O Ministério Público de Pernambuco (MPPE) instaurou um procedimento preparatório para inquérito civil contra o vereador Eduardo Moura (Novo), após um episódio ocorrido em maio na Escola Municipal Anita Paes Barreto, no bairro do Fundão, Zona Norte do Recife.
Durante uma fiscalização realizada no dia 16 de maio, Moura retirou um cartaz do Sindicato Municipal dos Profissionais em Ensino do Recife (Simpere) que exibia a frase “por uma educação antirracista”. O parlamentar justificou a ação com base em sua defesa da ideologia de escola sem partido, alegando que o material representava doutrinação ideológica de esquerda.
O caso gerou reação imediata do Simpere e de vereadores da Câmara Municipal, que classificaram a ação como autoritária. Moura, por sua vez, é frequentemente criticado por transmissões ao vivo durante fiscalizações, acusadas de causar tumulto e expor servidores públicos.
No procedimento, o promotor Salomão Abdo Aziz Ismail Filho destaca a Lei de Diretrizes e Bases da Educação Nacional, que obriga o ensino da história e cultura afro-brasileira nas escolas públicas e privadas. Segundo a legislação, o conteúdo deve ser ministrado com respeito à liberdade e à tolerância.
O MPPE concedeu prazo de 20 dias para que as partes envolvidas se manifestem.
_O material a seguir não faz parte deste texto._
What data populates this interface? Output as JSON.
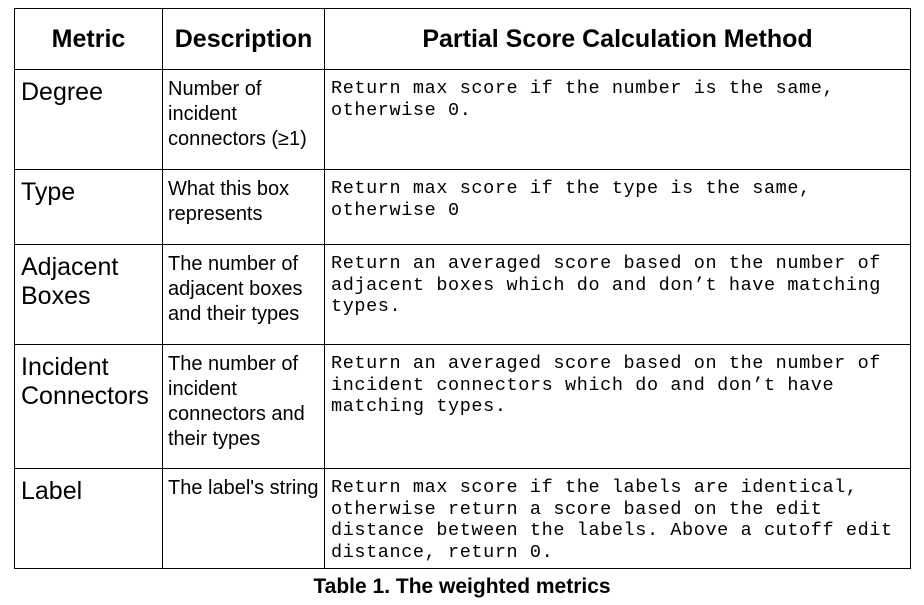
{
  "table": {
    "headers": [
      "Metric",
      "Description",
      "Partial Score Calculation Method"
    ],
    "rows": [
      {
        "metric": "Degree",
        "description": "Number of incident connectors (≥1)",
        "method": "Return max score if the number is the same, otherwise 0."
      },
      {
        "metric": "Type",
        "description": "What this box represents",
        "method": "Return max score if the type is the same, otherwise 0"
      },
      {
        "metric": "Adjacent Boxes",
        "description": "The number of adjacent boxes and their types",
        "method": "Return an averaged score based on the number of adjacent boxes which do and don’t have matching types."
      },
      {
        "metric": "Incident Connectors",
        "description": "The number of incident connectors and their types",
        "method": "Return an averaged score based on the number of incident connectors which do and don’t have matching types."
      },
      {
        "metric": "Label",
        "description": "The label's string",
        "method": "Return max score if the labels are identical, otherwise return a score based on the edit distance between the labels. Above a cutoff edit distance, return 0."
      }
    ]
  },
  "caption": "Table 1. The weighted metrics"
}
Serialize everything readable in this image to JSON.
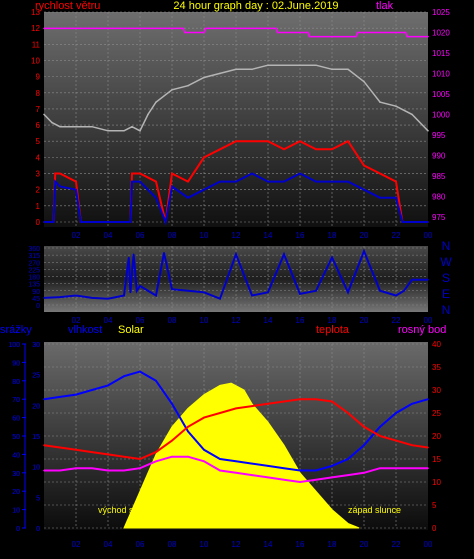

A promotoria também solicitou à Comissão de Educação da Câmara Municipal informações sobre possíveis investigações internas e sobre a legalidade da visita do vereador à unidade escolar.
Vereador nega irregularidade e diz que diretora autorizou retirada
Em nota, a assessoria de Eduardo Moura informou que o parlamentar não foi notificado oficialmente pelo MPPE sobre o procedimento. Ele afirma que a retirada do cartaz e de uma bandeira do sindicato foi feita “com comunicação imediata e permissão da diretora da escola”.
Segundo a nota, a ação ocorreu “de forma pacífica, cordial, respeitosa e diplomática” e está respaldada pela legislação. A assessoria alega que a presença de material publicitário sindical em escolas é ilegal, citando a proibição de publicidade em ambientes escolares prevista na LDB (Lei n.º 9.394/1996).
O vereador argumenta que tanto a Constituição Federal quanto o Estatuto da Criança e do Adolescente (ECA) respaldam sua conduta, ao determinarem a proteção de crianças e adolescentes contra influências ideológicas e publicitárias em escolas.
“STF reconhece que o ambiente escolar não pode ser espaço para comunicação institucional ou mercadológica, dada a vulnerabilidade psicológica e cognitiva do público infantil”, afirma a nota.
Por fim, Eduardo declarou que “repudia veementemente qualquer forma de racismo” e que sua atuação parlamentar se baseia no “respeito às instituições democráticas”.